Art Works – New Dance Horizons’ Pelican Project
SAA Art Works – June 2018
Each month SAA posts an Art Works article highlighting an arts organization making a positive impact in its community. This June, SAA features New Dance Horizons’ Pelican Project. This year, the project will be travelling to Vancouver to create a procession with the theme of the great blue heron. This article was written by Ken Wilson.
Robin Poitras, the Artistic Director of Regina’s New Dance Horizons, a contemporary dance organization, generates ideas the way a Catherine wheel throws off sparks. “We’re deeply embedded in community, in landscapes, in history,” she says. “We work across disciplines, across cultures, across generations. Dance is fundamentally an interdisciplinary art form, and interdisciplinary is a premise for cultural dialogue.” One example of that commitment to working across disciplines, cultures, and generations is the Pelican Project, which celebrates its twentieth anniversary in 2018. Poitras has been fascinated with pelicans and processions since she was a child, and the first processions New Dance Horizons organized took the birds as their theme. Now, the Pelican Project has become an umbrella term for any performances they organize that take the form of a procession—and what makes these processions unique is that most of the participants are children. “Our job as cultural organizations is to bring the deepest possible and most diverse range of experiential learning we have the capacity to offer,” Poitras argues. “It’s about providing an opportunity for deep connections.” And that’s what the Pelican Project sets out to do.
The first Pelican Project procession was staged in 1998, at the Lanterns on the Lake festival in Regina. There have been about 50 processions since then, in Regina, Moose Jaw, Yorkton, Fort Qu’Appelle, and outside Saskatchewan as well. The most recent, a procession with children dressed as animals—horses and bison—and carrying lanterns that represented different kinds of fruit that grow on the prairies, took place at Culture Days in Regina in the fall of 2017, in partnership with another arts organization, Prairie Puppet Underground. The Pelican Project has been invited to create another procession in Vancouver in the summer of 2018. Because pelicans don’t nest in Vancouver, the theme of that procession will be the great blue heron.
The Pelican Project is part of New Dance Horizons’ learning and teaching series—the outreach work it does in the community. The organization offers a variety of classes that allow people of all ages and abilities to learn something about dance and physical movement, and that enable artists to learn to teach their art forms in a holistic way, instead of simply teaching the technical aspects of their art. The processions that constitute the Pelican Project give children opportunities to learn dance, music, and visual arts in an interconnected and interdisciplinary fashion, where the focus is on engaging each child’s creativity rather than on technical instruction. “If you come in to the Pelican Project as a child, you might become an artist as a result of that early holistic exposure to the art form,” Poitras contends. The project is always led by facilitators who are established artists in their own right. “They may have different levels of experience, but that core of established artists is always present,” she notes.

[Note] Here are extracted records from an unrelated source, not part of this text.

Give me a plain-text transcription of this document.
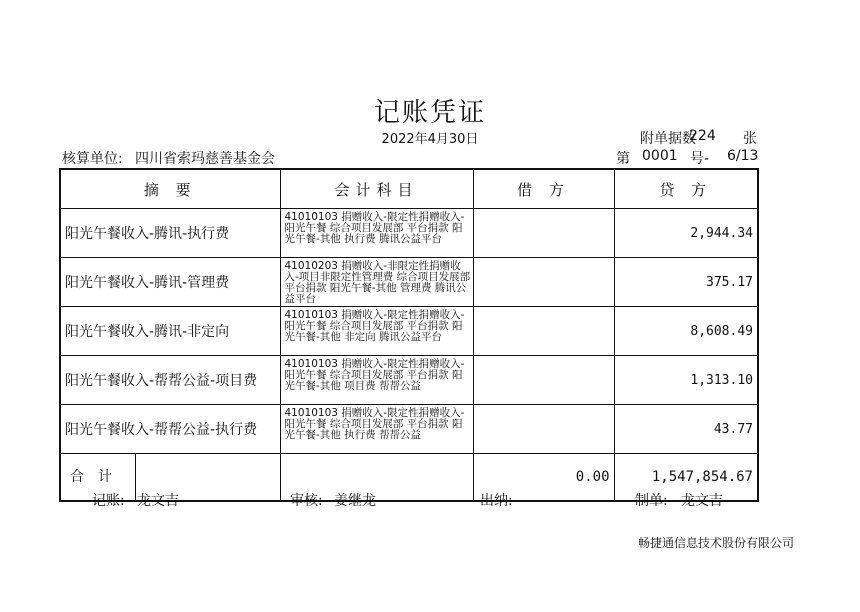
记账凭证
2022年4月30日	附单据数
224 张
核算单位: 四川省索玛慈善基金会	第 0001 号- 6/13
摘 要	会计科目	借 方	贷 方
阳光午餐收入-腾讯-执行费	41010103 捐赠收入-限定性捐赠收入-阳光午餐 综合项目发展部 平台捐款 阳光午餐-其他 执行费 腾讯公益平台		2,944.34
阳光午餐收入-腾讯-管理费	41010203 捐赠收入-非限定性捐赠收入-项目非限定性管理费 综合项目发展部 平台捐款 阳光午餐-其他 管理费 腾讯公益平台		375.17
阳光午餐收入-腾讯-非定向	41010103 捐赠收入-限定性捐赠收入-阳光午餐 综合项目发展部 平台捐款 阳光午餐-其他 非定向 腾讯公益平台		8,608.49
阳光午餐收入-帮帮公益-项目费	41010103 捐赠收入-限定性捐赠收入-阳光午餐 综合项目发展部 平台捐款 阳光午餐-其他 项目费 帮帮公益		1,313.10
阳光午餐收入-帮帮公益-执行费	41010103 捐赠收入-限定性捐赠收入-阳光午餐 综合项目发展部 平台捐款 阳光午餐-其他 执行费 帮帮公益		43.77

合计		0.00	1,547,854.67
记账: 龙文吉	审核: 姜继龙	出纳:	制单: 龙文吉
畅捷通信息技术股份有限公司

In the Pelican Project, the creative process is everything. Before the processions, children work at making their own props and costumes. Their materials include clay, paper, fabric, and wood; they make masks, origami, musical instruments, and lanterns. They learn to play music; there’s instruction on the fiddle, the ukulele, the guitar. They write songs together, which they sing during the procession. As a result, the children experience multiple learning opportunities. “It’s an exploration,” Poitras says. “It’s not rote learning. It’s about really deeply playing.”
For Poitras, the Pelican Project is a way to engage and strengthen curiosity in children. “Art is about curiosity,” she insists. “Artists hold the space for curiosity, imagination, and intuition—and these are vital qualities.” It’s not only the children who learn by participating in the Pelican Project, either. “This project keeps teaching me,” Poitras smiles.